От одного к другим начали передаваться, даже приукрашенные фантазией рассказчиков, эти два и другие подобные случаи с Хрулевым, и довольно быстро генерал в папахе и бурке завоевал сердца не только солдат, но и матросов, что было гораздо труднее.
Разогретые вином, песенники пели с большим чувством веселую плясовую:
Купи,
Купи-и Дуне,
Купи,
Купи-и Дуне,
Купи Дуне сарафан,
Сарафан!
Купи Дуне сарафан,
Сарафан!
По-пи-
По-пи-итерски,
По-пи-
По-пи-итерски,
По-питерски рукава,
Рукава!..
По-питерски рукава,
Рукава!..
А в широком кругу перед палисадником открыли пляску солдаты-охотцы, причем те из них, которые плясали «за дам», манерно прищуривались, поводили плечами и обмахивали потные, красные, выдубленные боевою жизнью лица сомнительной чистоты платочками.
Ужимки этих бастионных актеров на женские роли заставляли неприхотливых зрителей покотом ложиться от хохота, но такого поношения своего пола не могли хладнокровно стерпеть матроски, солдатки и мещанки с Корабельной, собравшиеся на праздник в самых лучших своих платьях; и вот уже пять-шесть молодых и бойких энергично втиснулись в круг и пустились развевать пыль широкими юбками и лихо притопывать каблуками.
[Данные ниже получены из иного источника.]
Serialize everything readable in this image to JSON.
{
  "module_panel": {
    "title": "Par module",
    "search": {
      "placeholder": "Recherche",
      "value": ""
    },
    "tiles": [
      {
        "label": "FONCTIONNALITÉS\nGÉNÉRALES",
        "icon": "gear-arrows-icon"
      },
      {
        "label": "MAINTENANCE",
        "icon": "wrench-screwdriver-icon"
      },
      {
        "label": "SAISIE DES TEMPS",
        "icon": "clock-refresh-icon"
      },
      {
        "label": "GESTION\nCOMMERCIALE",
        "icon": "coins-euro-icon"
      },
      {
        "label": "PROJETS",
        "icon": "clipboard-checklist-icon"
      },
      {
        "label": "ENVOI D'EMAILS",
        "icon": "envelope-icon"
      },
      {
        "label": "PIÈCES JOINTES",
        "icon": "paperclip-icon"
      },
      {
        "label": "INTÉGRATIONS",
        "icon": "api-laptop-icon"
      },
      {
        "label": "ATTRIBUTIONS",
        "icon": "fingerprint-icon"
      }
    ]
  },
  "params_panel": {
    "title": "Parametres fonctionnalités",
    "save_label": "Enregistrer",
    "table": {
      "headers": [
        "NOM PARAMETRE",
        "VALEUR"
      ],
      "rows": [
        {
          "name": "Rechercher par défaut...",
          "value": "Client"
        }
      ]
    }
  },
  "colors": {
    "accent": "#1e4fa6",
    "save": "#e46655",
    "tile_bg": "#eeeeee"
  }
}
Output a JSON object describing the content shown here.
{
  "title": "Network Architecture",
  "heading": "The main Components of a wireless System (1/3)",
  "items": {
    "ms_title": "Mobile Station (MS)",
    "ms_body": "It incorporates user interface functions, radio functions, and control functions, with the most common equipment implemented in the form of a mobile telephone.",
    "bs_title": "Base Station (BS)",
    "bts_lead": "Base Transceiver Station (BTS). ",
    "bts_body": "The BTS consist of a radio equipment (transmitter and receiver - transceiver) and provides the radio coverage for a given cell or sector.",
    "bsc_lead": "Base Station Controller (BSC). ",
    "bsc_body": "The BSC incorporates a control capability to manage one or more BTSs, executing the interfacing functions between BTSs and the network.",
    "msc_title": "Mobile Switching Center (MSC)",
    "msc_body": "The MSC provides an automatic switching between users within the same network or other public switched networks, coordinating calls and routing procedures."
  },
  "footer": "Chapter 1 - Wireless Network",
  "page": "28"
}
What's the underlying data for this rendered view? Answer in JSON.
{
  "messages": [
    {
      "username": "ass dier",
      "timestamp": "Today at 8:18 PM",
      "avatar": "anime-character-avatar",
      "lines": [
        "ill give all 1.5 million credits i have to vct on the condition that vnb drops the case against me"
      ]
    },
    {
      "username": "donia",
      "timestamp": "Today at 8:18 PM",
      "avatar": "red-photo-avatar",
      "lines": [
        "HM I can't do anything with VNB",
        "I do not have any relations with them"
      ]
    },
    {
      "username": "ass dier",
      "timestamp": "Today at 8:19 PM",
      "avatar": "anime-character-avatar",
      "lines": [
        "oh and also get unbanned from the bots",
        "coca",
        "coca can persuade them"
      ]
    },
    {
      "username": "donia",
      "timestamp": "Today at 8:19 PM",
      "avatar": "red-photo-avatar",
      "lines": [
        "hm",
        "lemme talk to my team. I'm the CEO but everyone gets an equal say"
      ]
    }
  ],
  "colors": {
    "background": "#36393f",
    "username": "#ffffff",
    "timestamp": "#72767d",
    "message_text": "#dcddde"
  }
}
И-эх, бейтесь, бейтесь, башмачки,
Разбивайтесь, каблучки, —
Мне не матушка дала,
Я сама вас добыла!..
Гремел хор песенников, свистуны заразительно подсвистывали в два пальца, а на смену уставшим плясунам и плясуньям входили в круг новые пары.
Со стороны французов не могли не заметить праздничных толп, выплескивавших за пределы спасительного спуска к бухте; оттуда стреляли, хотя и не оживленно, навесными снарядами, и «букеты белых цветов» время от времени появлялись в воздухе, но к этим подаркам интервентов все давно уже привыкли. Иногда, когда гранаты лопались очень близко, разбегались, чтобы тут же сойтись опять, иногда же, и гораздо чаще, только кое-кто провожал перелеты глазами.
В стороне от большого круга, где гремели и музыка оркестров и песни хора и шел подмывающий пляс, завели визгливую, но приманчивую игру в горелки; в другом месте скрипели, раскачиваясь, нарочно сооруженные к празднику качели; в третьем самочинно началась азартная орлянка, и принялись вспархивать, как пташки, поблескивая на майском солнце, медные пятаки…
Подняв на балконе свой стакан водки за георгиевских кавалеров, Хрулев потом начал выискивать в своей и чужой памяти отмеченных белым крестиком героев-солдат и матросов с других бастионов и посылал казаков своего конвоя за ними, чтобы, если они свободны, и их приобщить к празднику охотцев.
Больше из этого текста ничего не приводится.